Todos os limites criados pelo arcabouço viraram enganação. A lista de gastos classificados como “exceções” e retirados dos cálculos das metas prometidas pelo governo só faz crescer. Nos quatro anos de mandato, as despesas excluídas do compromisso fiscal superarão R$ 170 bilhões, como mostrou reportagem do GLOBO. Somente no ano que vem, quase R$ 90 bilhões deverão ser considerados exceção, de acordo com projeções da Instituição Fiscal Independente (IFI), ligada ao Senado. As despesas fora da regra fiscal entre 2024 e 2026 equivalem ao gasto com o Bolsa Família ao longo de 12 meses. Como mostram os números, não há como o governo recuperar qualquer credibilidade com tal situação.

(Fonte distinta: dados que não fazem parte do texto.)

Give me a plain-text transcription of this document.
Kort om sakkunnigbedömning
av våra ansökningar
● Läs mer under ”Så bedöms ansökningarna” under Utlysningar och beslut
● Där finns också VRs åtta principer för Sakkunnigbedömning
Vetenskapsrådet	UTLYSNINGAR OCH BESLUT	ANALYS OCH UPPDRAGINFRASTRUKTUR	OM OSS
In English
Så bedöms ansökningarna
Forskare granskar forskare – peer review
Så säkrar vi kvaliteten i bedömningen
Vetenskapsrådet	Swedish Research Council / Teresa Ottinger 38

Pode até ser razoável retirar do cálculo das metas um evento extraordinário, como a enchente catastrófica no Rio Grande do Sul em 2024. Uma calamidade pública daquela proporção demandou ajuda econômica emergencial e vultosa, e o governo deduziu gastos de R$ 29,1 bilhões destinados ao estado no ano passado. Mas é ridículo usar o mesmo argumento para outras exceções. É o caso dos R$ 5 bilhões de investimentos de estatais no Programa de Aceleração do Crescimento (PAC) em 2024. Ou dos R$ 3,3 bilhões separados para ressarcir as vítimas das fraudes do INSS, que também viraram exceção depois de autorização do Supremo Tribunal Federal. Ou ainda de gastos temporários com saúde e educação estimados em R$ 1,5 bilhão que o Congresso também tenta tirar do arcabouço. Não há o menor critério. “Na época da aprovação do projeto que excepcionalizou R$ 5 bilhões de gastos com Defesa [em outubro deste ano], dissemos que poderia abrir precedente perigoso. De fato, está se confirmando”, disse ao GLOBO Alexandre Seijas, diretor da IFI.
Na formulação do arcabouço, o governo inovou ao estabelecer um intervalo de tolerância para as metas. Em caso de choques inesperados, o objetivo anual seria considerado cumprido mesmo que o resultado final ficasse dentro de um limite equivalente a 0,25 ponto percentual do PIB para mais ou para menos. Todos sabem o que o governo fez a partir de então. Esqueceu o centro, passou a mirar somente o piso e, a cada sobressalto, foi engrossando a lista de exceções. O resultado? No papel, o governo é um fiel cumpridor das regras. Na realidade, a dívida não para de crescer. Não custa lembrar: dívidas públicas cada vez mais altas inibem investimentos e reduzem o potencial de crescimento econômico ao longo do tempo, com todos os efeitos negativos decorrentes disso — sobretudo na área social.